The first step in undertaking a comprehensive search is to access the following resources:
- Consult reading lists and recommended further reading, follow up texts mentioned in lectures, tutorials, your text books or in your Readers.
- Library catalogues and databases. The library catalogue lists print references; and multi-database tools like Discovery provide online access to journal articles. For help, ask Staff at the Library Information desk, or see the LibGuides for Discovery.
- Workshops. The library holds regular information skills sessions in effective data searching.
- Visit the library in person and browse through the shelves near your key texts. Look at the table of contents, index, and bibliography for key words, and other relevant reading.

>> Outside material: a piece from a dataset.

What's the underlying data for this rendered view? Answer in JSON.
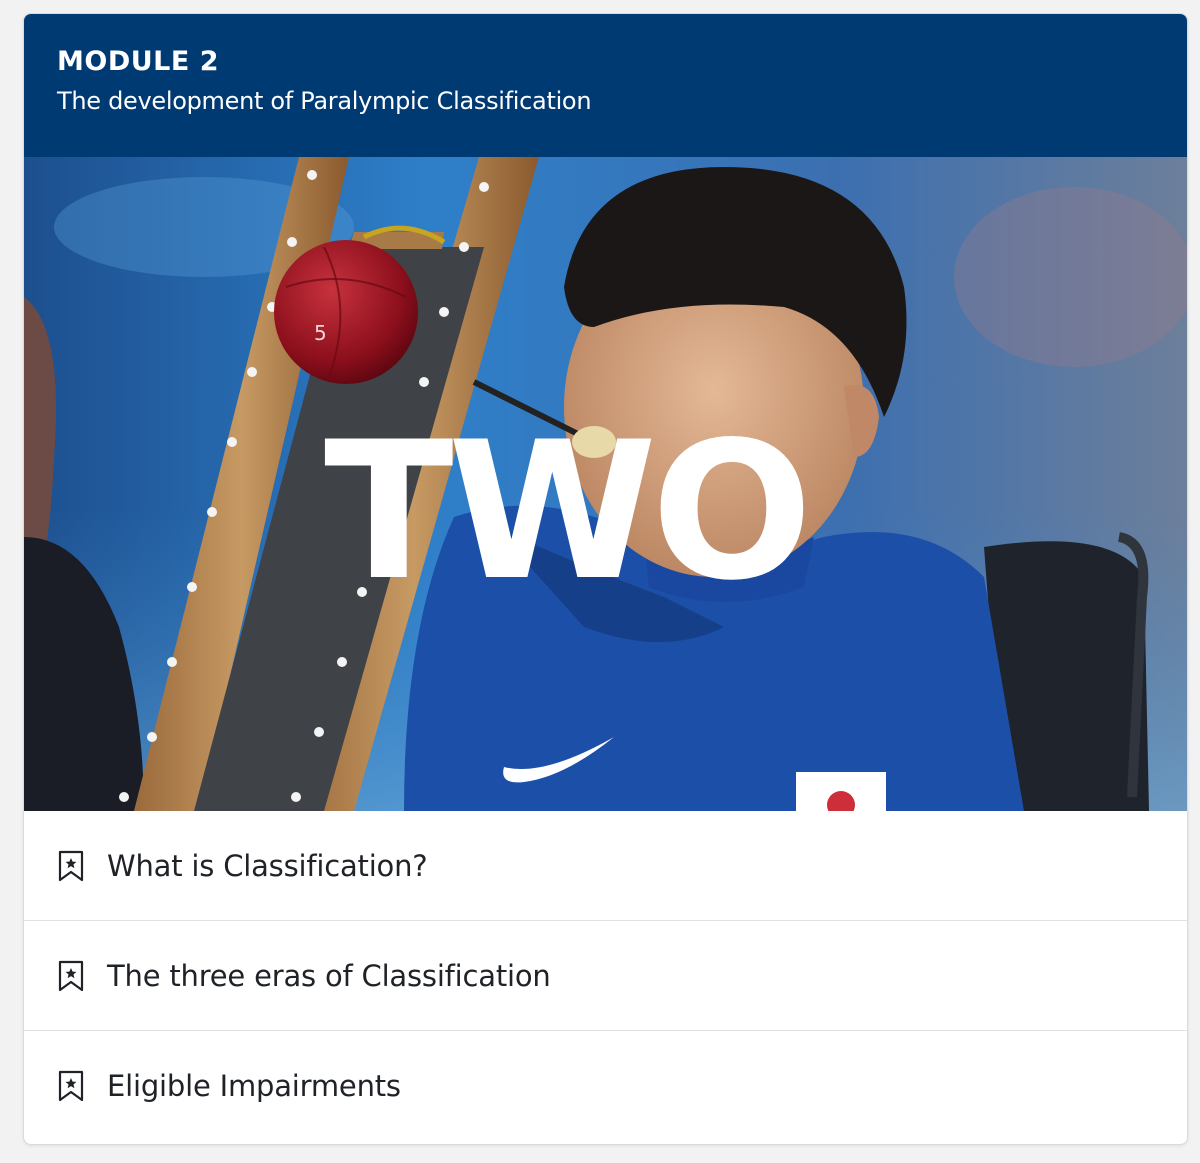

- Internet search engines. Not everything you find on the web is a credible or scholarly source, but increasingly, you can use internet search engines such as Google Scholar to access academic resources.
The relevance, age, and credibility of your research material are important. Aim to find:
- books from recognised publishers,
- articles from peer-reviewed journals, and
- current information.
Critically evaluate your material by considering the author’s
- provided evidence
- approach, methodology, and sources, and
- argument (or position on an issue).
Please note that although it can be easy to obtain information on a topic from the web, this material is often not produced by experts and may therefore lack academic credibility.
It is important that you accurately record the bibliographical details of your sources of information. This will make it easier to re-access important material and to create your bibliography.
Documenting your sources will also ensure that you avoid inadvertent plagiarism. You must carefully document direct quotations and distinguish them clearly from your paraphrased notes. Both direct quotations and the paraphrased ideas of others must be acknowledged.
RefWorks is a web-based reference management program suitable for undergraduates. It is free to University of Melbourne students.
If you are writing a longer paper, such as a thesis, EndNote is probably more suitable to help you manage your larger bibliography. It can also help you create a searchable data-bank of notes. It is free to University of Melbourne students.